The Spokane Spokesman-Review has become a national symbol - in journalistic and web circles anyway - in the discussion on anonymity on the web ... a subject a lot of journalists feel some real angst about.
On one hand, there's little doubt that anonymous sources can be highly useful, not just to reporters but to readers and to the public. I've seen several such cases at fairly close range (though I've never had to rely much on them myself).
Supplying data on the q.t., as a whistle-blowing maneuver, is one thing. But the kind of crud that infests so many comment sections of so many web sites surely are something else. Have you read the garbage people wrote about Andy Griffith after his death on news sites? Andy Griffith?
So we were coming here: An anonymous commenter on the (excellent) Huckleberries blog, run by the Spokesman-Review, made unsubstantiated allegations of illegality against a Kootenai County Republican official, and the office sued the paper for the names of three anonymous commenters involved. A judge ruled that there was no need to release two of them, since what they said clearly wasn't libelous, but that one statement may in fact have been - and the name has to be released. The paper hasn't yet responded. The case has the potential to become something of a landmark.
Standing up for the anonymity of participants in news discussions has long been a firm tenet among news people. But there's clearly angst.
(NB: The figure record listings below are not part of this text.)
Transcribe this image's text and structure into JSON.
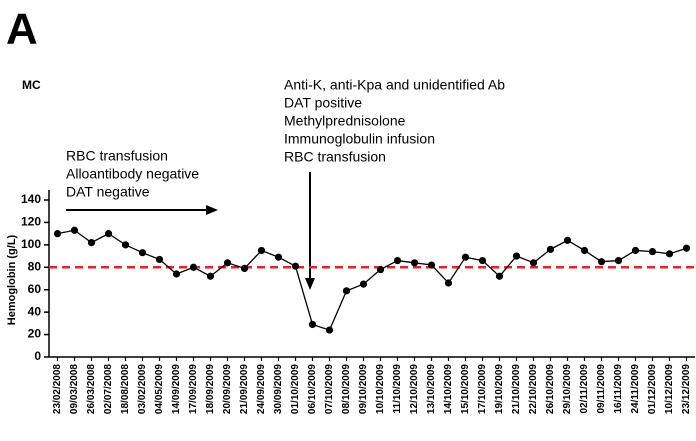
{
  "panel_label": "A",
  "chart_data": {
    "type": "line",
    "subtitle": "MC",
    "ylabel": "Hemoglobin (g/L)",
    "annotations": [
      [
        "RBC transfusion",
        "Alloantibody negative",
        "DAT negative"
      ],
      [
        "Anti-K, anti-Kpa and unidentified Ab",
        "DAT positive",
        "Methylprednisolone",
        "Immunoglobulin infusion",
        "RBC transfusion"
      ]
    ],
    "categories": [
      "23/02/2008",
      "09/03/2008",
      "26/03/2008",
      "02/07/2008",
      "18/08/2008",
      "03/02/2009",
      "04/05/2009",
      "14/09/2009",
      "17/09/2009",
      "18/09/2009",
      "20/09/2009",
      "21/09/2009",
      "24/09/2009",
      "30/09/2009",
      "01/10/2009",
      "06/10/2009",
      "07/10/2009",
      "08/10/2009",
      "09/10/2009",
      "10/10/2009",
      "11/10/2009",
      "12/10/2009",
      "13/10/2009",
      "14/10/2009",
      "15/10/2009",
      "17/10/2009",
      "19/10/2009",
      "21/10/2009",
      "22/10/2009",
      "26/10/2009",
      "29/10/2009",
      "02/11/2009",
      "09/11/2009",
      "16/11/2009",
      "24/11/2009",
      "01/12/2009",
      "10/12/2009",
      "23/12/2009"
    ],
    "values": [
      110,
      113,
      102,
      110,
      100,
      93,
      87,
      74,
      80,
      72,
      84,
      79,
      95,
      89,
      81,
      29,
      24,
      59,
      65,
      78,
      86,
      84,
      82,
      66,
      89,
      86,
      72,
      90,
      84,
      96,
      104,
      95,
      85,
      86,
      95,
      94,
      92,
      97
    ],
    "color": "#000000",
    "threshold": 80,
    "threshold_color": "#e8222a",
    "ylim": [
      0,
      140
    ],
    "yticks": [
      0,
      20,
      40,
      60,
      80,
      100,
      120,
      140
    ]
  }
}
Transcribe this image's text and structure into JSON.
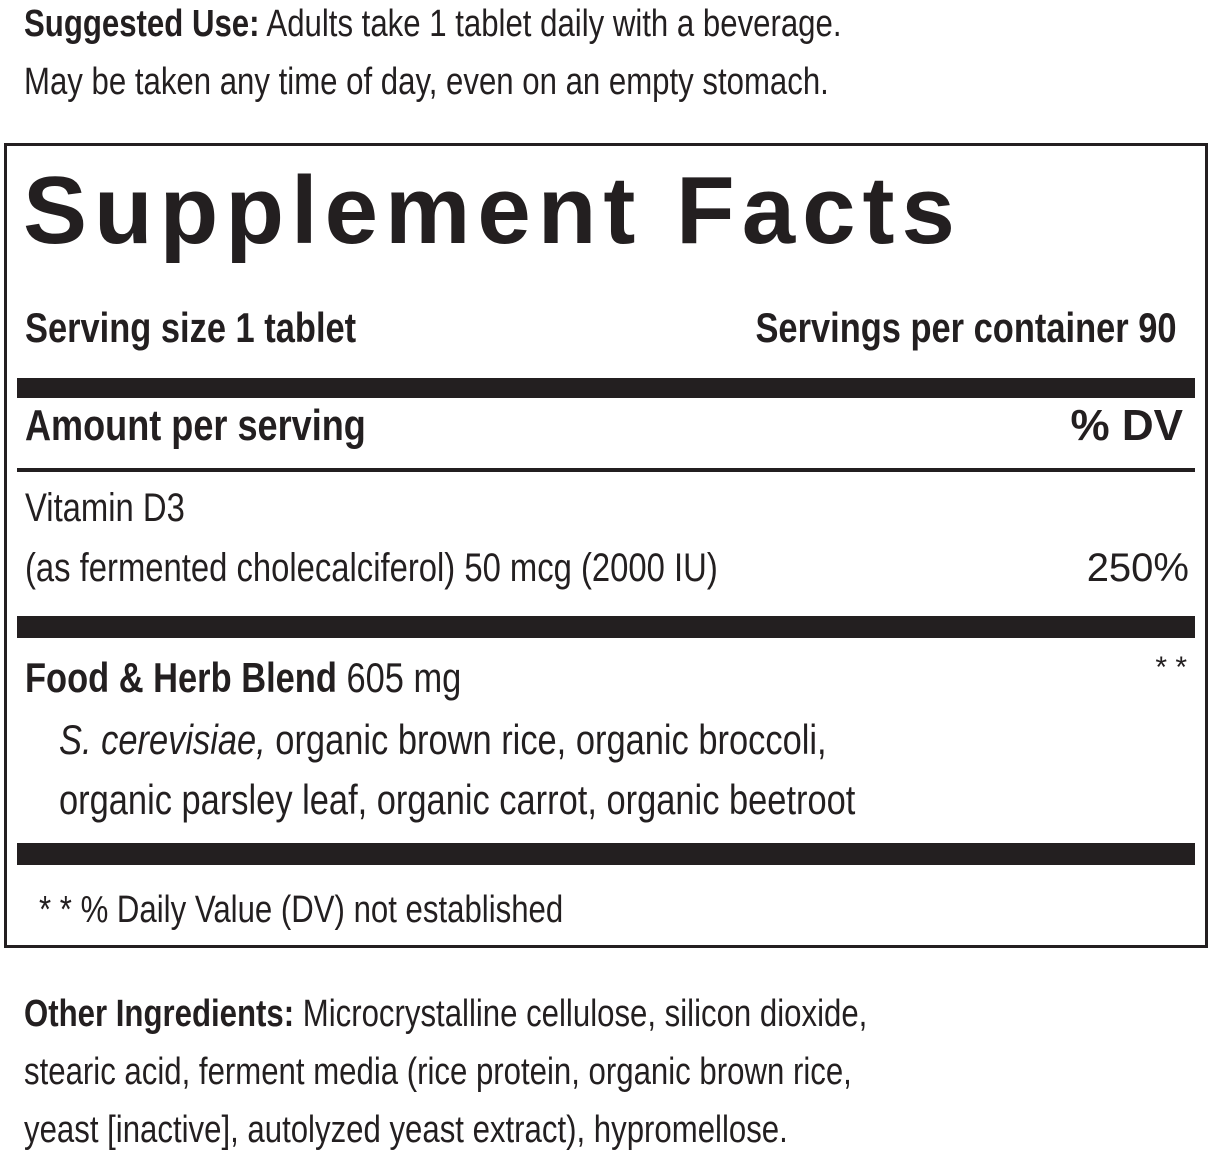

It's worth quoting this blog post from Shawn Vestal, of the Spokesman, who notes first the journalistic tradition, then:
But what has emerged in the era of online commenting is, about three-quarters of the time, a sewer of stupidity and insults and shallowness. The visions of a digital public square, with less gatekeeping and more democratic forums for discourse, seem quaint and comical in the light of what has actually come to pass.
I have mostly stopped reading the comment threads on the newspaper’s website, because it is almost always infuriating and pointless. It is especially so when I have persuaded someone to share their story – only to see them mocked for their painful experiences or physical appearance. Which is common.
The idea that the newspaper has to spend time and treasure defending this nonsense – not protecting a whistleblower; not battling the government for access to public records – is repulsive.
He makes a strong point.
When I worked on daily newspaper editorial pages, one absolute requirement of letters to the editor was that they be signed, and that those signatures be verified. (I know this: I often had to make those phone calls to verify identity.) That rule generally still applies, at many papers. Why then should comments be so anonymous?
(Don't talk to me about unsigned editorials, either; the people in charge at the paper, most usually and principally the publisher, can reasonably be attached to those.)
This site, by the way, still allows anonymous commenting. For now. But that could change, as many other sites have, in recent years, changed. It's just that the anonymity hasn't been a big problem for us. Yet.
This may be something newspapers, and a lot of other organizations, soon have to confront.